The EUR/USD pair fell during the session on Monday, in reaction to the Russian invasion of the Crimean peninsula. This is essentially a “risk off” type of day, and with the European indices crashing fairly hard all across the continent, it makes sense that the Euro would suffer. That being the case, it became a bit of a “self-fulfilling prophecy”, as the 1.38 level has been so significant. If you have read any of my recent articles, you know I have referred to this level as one of the most important levels on this chart.
On top of that, there is a trend line that runs through at roughly 1.39, which is the top of the down trending channel from the monthly chart. In fact, this channel started at the height of the financial crisis, so it is in fact a very significant piece of technical analysis to pay attention to.
More headaches for EUR/USD traders
All that being said, I believe that the market does have a little bit of the downside bias to it right now. However, I see a significant amount of support at 1.3650 level, and it will take some type of serious selling pressure to push the market lower than that level. With all that being said, I believe that the market continues to chop around over the course of the next several sessions, especially as the world awaits to find out what the Russians and the Ukrainians are going to do.

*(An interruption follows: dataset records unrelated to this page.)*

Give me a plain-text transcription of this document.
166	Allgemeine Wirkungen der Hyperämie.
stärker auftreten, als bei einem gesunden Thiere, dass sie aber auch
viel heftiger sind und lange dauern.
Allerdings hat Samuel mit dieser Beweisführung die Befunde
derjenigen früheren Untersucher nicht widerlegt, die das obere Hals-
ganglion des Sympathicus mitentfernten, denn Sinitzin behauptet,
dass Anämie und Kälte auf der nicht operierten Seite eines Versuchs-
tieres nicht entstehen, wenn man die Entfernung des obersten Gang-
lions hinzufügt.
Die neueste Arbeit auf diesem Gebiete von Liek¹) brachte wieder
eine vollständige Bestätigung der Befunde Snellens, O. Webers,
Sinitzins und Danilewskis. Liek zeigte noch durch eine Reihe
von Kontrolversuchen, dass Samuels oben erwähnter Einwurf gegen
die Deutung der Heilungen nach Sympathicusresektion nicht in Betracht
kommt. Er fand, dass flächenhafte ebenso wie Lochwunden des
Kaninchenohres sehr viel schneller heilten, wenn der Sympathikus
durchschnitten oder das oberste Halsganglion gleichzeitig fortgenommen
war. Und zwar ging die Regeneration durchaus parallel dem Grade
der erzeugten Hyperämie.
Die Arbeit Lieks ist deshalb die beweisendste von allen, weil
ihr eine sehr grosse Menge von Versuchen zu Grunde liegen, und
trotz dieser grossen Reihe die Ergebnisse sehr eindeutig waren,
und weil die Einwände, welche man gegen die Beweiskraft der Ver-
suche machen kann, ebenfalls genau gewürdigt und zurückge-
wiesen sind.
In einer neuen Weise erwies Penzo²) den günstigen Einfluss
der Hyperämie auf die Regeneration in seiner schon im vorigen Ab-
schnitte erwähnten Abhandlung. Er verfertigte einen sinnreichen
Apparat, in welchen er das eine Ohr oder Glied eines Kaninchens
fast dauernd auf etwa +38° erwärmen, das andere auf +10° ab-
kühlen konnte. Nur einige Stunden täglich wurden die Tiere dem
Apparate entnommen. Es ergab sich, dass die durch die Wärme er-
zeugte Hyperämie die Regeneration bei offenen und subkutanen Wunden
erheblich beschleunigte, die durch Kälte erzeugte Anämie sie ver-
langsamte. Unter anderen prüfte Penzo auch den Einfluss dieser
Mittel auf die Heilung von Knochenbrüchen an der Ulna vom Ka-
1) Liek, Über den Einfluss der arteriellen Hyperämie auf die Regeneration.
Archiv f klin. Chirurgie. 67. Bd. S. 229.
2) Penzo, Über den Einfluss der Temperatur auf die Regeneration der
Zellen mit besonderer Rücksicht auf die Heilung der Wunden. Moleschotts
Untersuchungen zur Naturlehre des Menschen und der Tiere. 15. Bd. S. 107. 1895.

Ultimately, I believe that situation will come down, and we will get back to “regular Forex trading.” Biggest problem with that of course is the fact that the market seems a little bit confused overall, and I now feel that a break above the 1.39 level would be massive in its implications, even though I find it very unlikely. I’m afraid that we are going to see a continuation of the choppiness that we have seen for so long now. That being the case, I am not risking any serious amount of money in this market presently.